MALANG - Bocah berusia 10 tahun korban tragedi Kanjuruhan Malang sempat mengalami trauma psikis berat. Hal itu terlihat saat ia menjalani perawatan di Rumah Sakit Saiful Anwar (RSSA) Malang sejak Minggu (2/10/2022) hingga akhirnya dinyatakan pulih dan diperbolehkan pulang, pada Rabu siang (26/10/2022).
Dokter spesialis anak RSSA Malang dr Ery Olivianto menuturkan, Afrizal sempat mengalami tekanan psikis dan stress pasca tragedi yang nyaris merenggut nyawanya. Hal inilah yang juga jadi perhatian tim dokter untuk melakukan konseling ke korban.
"Adik juga pernah mengalami waktu pertama kali ada trauma, stress pasca trauma, sudah kita konsultasikan dengan bagian psikiatri, sudah melakukan pengobatan, sudah sangat aware. Apalagi kemarin sudah dikunjungi bapak presiden, sudah sangat baik sekali kondisi stresnya sudah hilang," kata dr. Ery Olivianto, pada Rabu siang (26/10/2022) di RSSA Malang.
Sementara itu, Aminayu ibu kandung korban mengakui anaknya sempat mengalami tekanan psikis selama dirawat di RSSA Malang. Bahkan beberapa kali saat tertidur itu anaknya kerap kali berbicara sendiri seperti orang mimpi buruk.
"Kadang kalau habis tidur itu agak suka ngelantur, tapi sudah diatasi dengan dokter psikiaternya.
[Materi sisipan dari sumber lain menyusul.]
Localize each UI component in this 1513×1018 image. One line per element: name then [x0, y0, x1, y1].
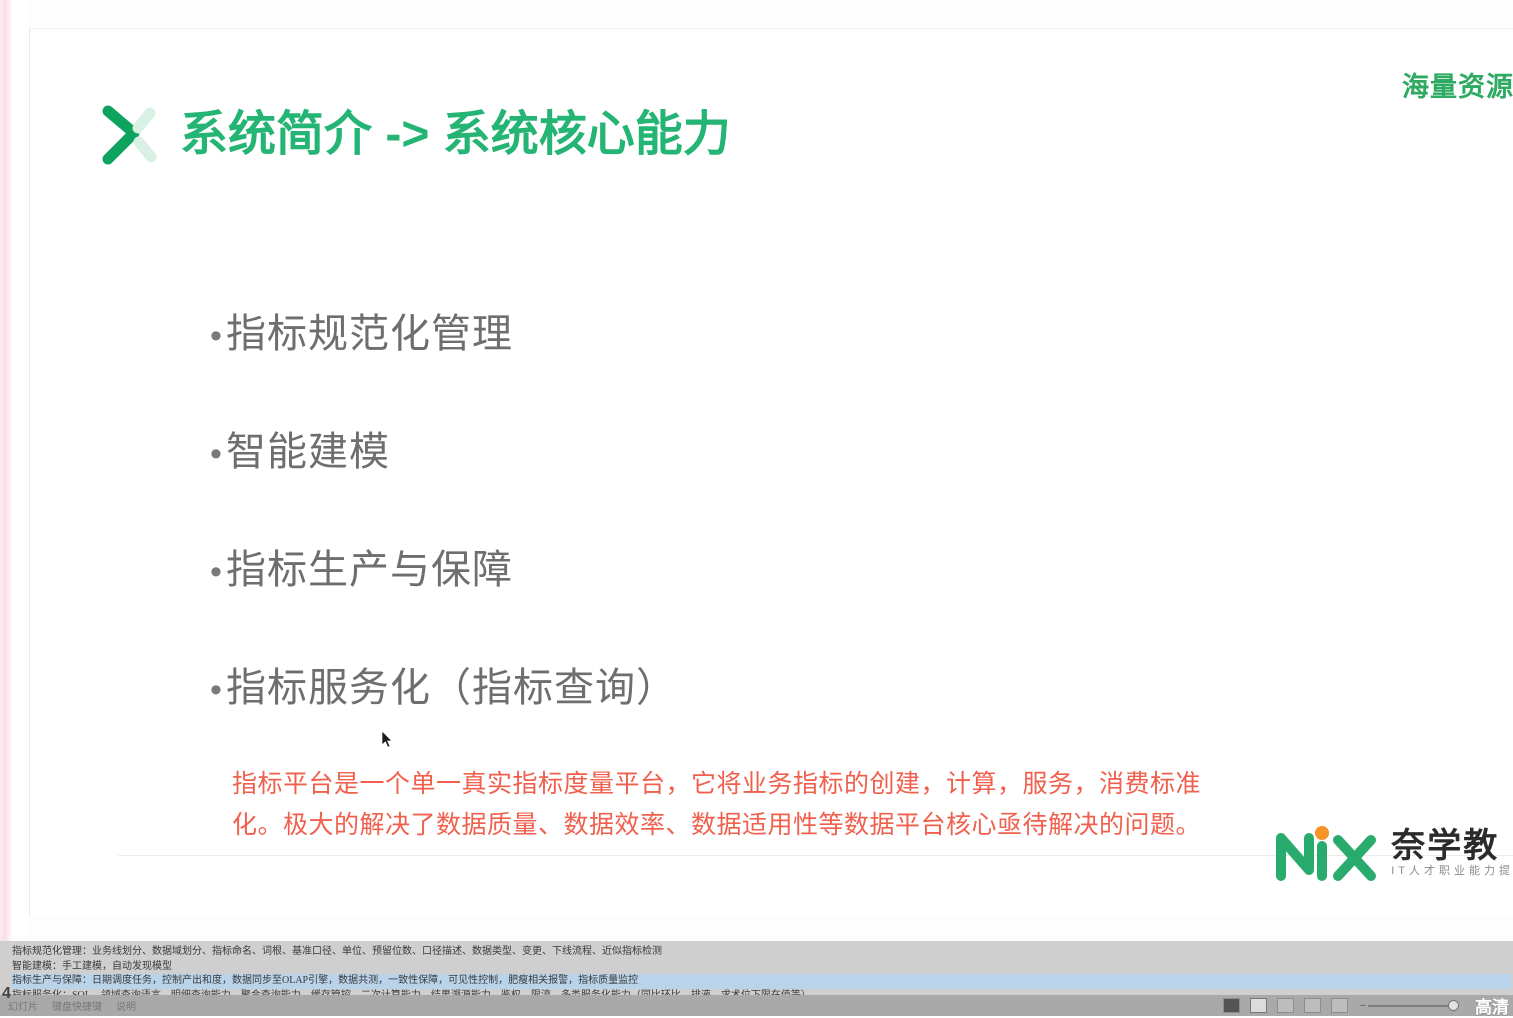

Kayak ngomong sendiri, saya habis ngomong di Youtube dia ngomong sendiri," ujarnya.
Namun seusai menjalani sejumlah pengobatan dan penanganan tim psikiater, kondisi bocah kelas 5 ini berangsur-angsur pulih. "Tapi habis itu sudah, dari sini sudah baikan semua, sudah normal anaknya," ujarnya.
Kini pasca sembuh dari luka di tragedi Kanjuruhan Malang sang anak juga mengaku ingin kembali menonton pertandingan Arema secara langsung di stadion di lain waktu. Perempuan berusia 44 tahun ini pun memperbolehkan kendati sebenarnya masih trauma dari kejadian Sabtu malam (1/10/2022).
"Kalau saya trauma, kalau anaknya ditanya ya nonton katanya," ungkap perempuan warga Desa Lumbangsari, Kecamatan Bululawang, Kabupaten Malang.
Aminayu pun menyerahkan seluruh proses hukum ke tim Aremania. Sebab ia tak terlalu memikirkan itu, terpenting anaknya bisa selamat dan sembuh dari tragedi Kanjuruhan.
"Anak saya sudah sembuh gini ya udahlah, lamanya musibah saya pikir gitu. Alhamdulillah anak saya selamat. Iya, biar yang di luar adalah nggak tahu saya," tukasnya.